OMPRESS-BENÍN (17-10-18) La misionera Mª Carmen Avilero, hermana teatina de la Inmaculada Concepción, trabaja, desde hace 20 años, en el Hospital San Juan de Dios en Tanguieta, en el norte de Benín, y en la escuela para niños aneja al hospital. Desde la diócesis de Ciudad Real comparten el comentario sobre el lema del Domund de este año, “Cambia el mundo”, enviado por esta misionera, natural de Almadén:

“¿Cambiar el mundo?, ¿yo?, ¿nosotros, los “soldados de a pie”? ¡Qué pretensión!… Eso fue lo primero que me vino a la cabeza cuando me pidieron que escribiera sobre el lema del Domund de este año. Pero luego empecé a dar vueltas al tema… ¿yo?, ¿sola?… no, imposible, ni en sueños. ¿El mundo?… demasiado grande, una quimera. Eso es cosa de los reyes, los políticos, los papas, los poderosos… Pero… ¿nosotros, un grupito, con ayudas, con colaboradores…?. El mundo no, pero nuestro rinconcito… En realidad, eso es lo que hizo Jesús; eso es lo que ha hecho la Iglesia desde su fundación (escuelas, hospitales, atención a los más necesitados)… han ido cambiando el mundo, la sociedad de cada época. Es lo que hace todo hombre de buena voluntad que, sin saberlo, sin pensarlo siquiera, intenta ayudar a los que le rodean poniendo un poquito -o un mucho- de amor en sus gestos y en sus palabras. Y -humildemente, sin ninguna pretensión- es lo que yo he visto a lo largo de mi vida religiosa y misionera (aquí más porque las carencias son mayores y los cambios se perciben a corto plazo).
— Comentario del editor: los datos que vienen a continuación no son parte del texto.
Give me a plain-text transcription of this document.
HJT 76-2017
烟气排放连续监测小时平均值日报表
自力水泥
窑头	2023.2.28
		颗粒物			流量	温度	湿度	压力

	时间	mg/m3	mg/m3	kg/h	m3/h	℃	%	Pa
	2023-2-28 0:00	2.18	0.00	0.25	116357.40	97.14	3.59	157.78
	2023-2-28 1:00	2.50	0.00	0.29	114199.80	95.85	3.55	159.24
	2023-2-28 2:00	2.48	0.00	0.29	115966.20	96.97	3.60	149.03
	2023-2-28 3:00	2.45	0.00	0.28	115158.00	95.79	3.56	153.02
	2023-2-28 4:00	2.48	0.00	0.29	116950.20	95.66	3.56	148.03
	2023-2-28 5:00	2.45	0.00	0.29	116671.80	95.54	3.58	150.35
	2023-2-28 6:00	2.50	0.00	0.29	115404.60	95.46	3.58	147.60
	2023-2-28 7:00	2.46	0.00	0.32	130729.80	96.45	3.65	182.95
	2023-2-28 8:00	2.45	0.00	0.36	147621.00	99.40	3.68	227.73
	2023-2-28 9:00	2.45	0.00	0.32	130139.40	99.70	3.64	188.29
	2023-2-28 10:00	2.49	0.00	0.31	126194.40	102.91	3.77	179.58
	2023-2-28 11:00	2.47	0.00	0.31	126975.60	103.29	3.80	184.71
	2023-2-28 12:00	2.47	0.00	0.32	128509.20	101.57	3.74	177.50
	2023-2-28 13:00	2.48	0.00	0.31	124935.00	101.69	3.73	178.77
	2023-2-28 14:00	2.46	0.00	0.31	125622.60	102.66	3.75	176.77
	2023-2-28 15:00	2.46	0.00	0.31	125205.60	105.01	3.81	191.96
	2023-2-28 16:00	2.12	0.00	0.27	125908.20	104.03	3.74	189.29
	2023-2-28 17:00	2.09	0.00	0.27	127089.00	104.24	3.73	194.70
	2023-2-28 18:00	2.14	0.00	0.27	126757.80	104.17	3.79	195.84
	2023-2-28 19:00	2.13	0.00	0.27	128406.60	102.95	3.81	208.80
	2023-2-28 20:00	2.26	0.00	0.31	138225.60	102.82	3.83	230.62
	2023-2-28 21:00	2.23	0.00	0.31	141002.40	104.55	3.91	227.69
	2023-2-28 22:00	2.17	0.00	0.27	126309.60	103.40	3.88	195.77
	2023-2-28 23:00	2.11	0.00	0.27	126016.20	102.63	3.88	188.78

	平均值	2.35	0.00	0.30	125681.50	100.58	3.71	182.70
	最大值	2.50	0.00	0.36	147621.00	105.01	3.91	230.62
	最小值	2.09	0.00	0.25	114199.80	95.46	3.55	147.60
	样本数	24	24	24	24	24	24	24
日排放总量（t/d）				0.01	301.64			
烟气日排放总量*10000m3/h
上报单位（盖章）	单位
¡Cuántos niños escolarizados gracias a sus padrinos europeos han llegado a ser personas de bien y los que por falta de medios estaban destinados a vivir siempre en la pobreza hoy son maestros, sacerdotes, enfermeros, técnicos y hasta diputados y ministros! ¡Cuántas personas han recobrado la salud, la vista, el movimiento porque alguien a quien nunca conocerán ha pagado su operación! Cuántas familias tienen hoy una casita, un taller… cuantos pueblos se benefician de escuelas, de dispensarios, de pozos que les evitan recorrer largas distancias para procurarse algo tan elemental como el agua, la salud, la educación… Sí. Solos no, pero juntos podemos cambiar nuestro entorno, hacer felices a los que amamos, llevar el mensaje del amor y la misericordia de Dios a todos los que nos rodean y aún a los que están muy lejos. ¡Ánimo! Entre todos, cada uno en su rincón, y con la ayuda de Dios, podemos hacer un mundo mejor”.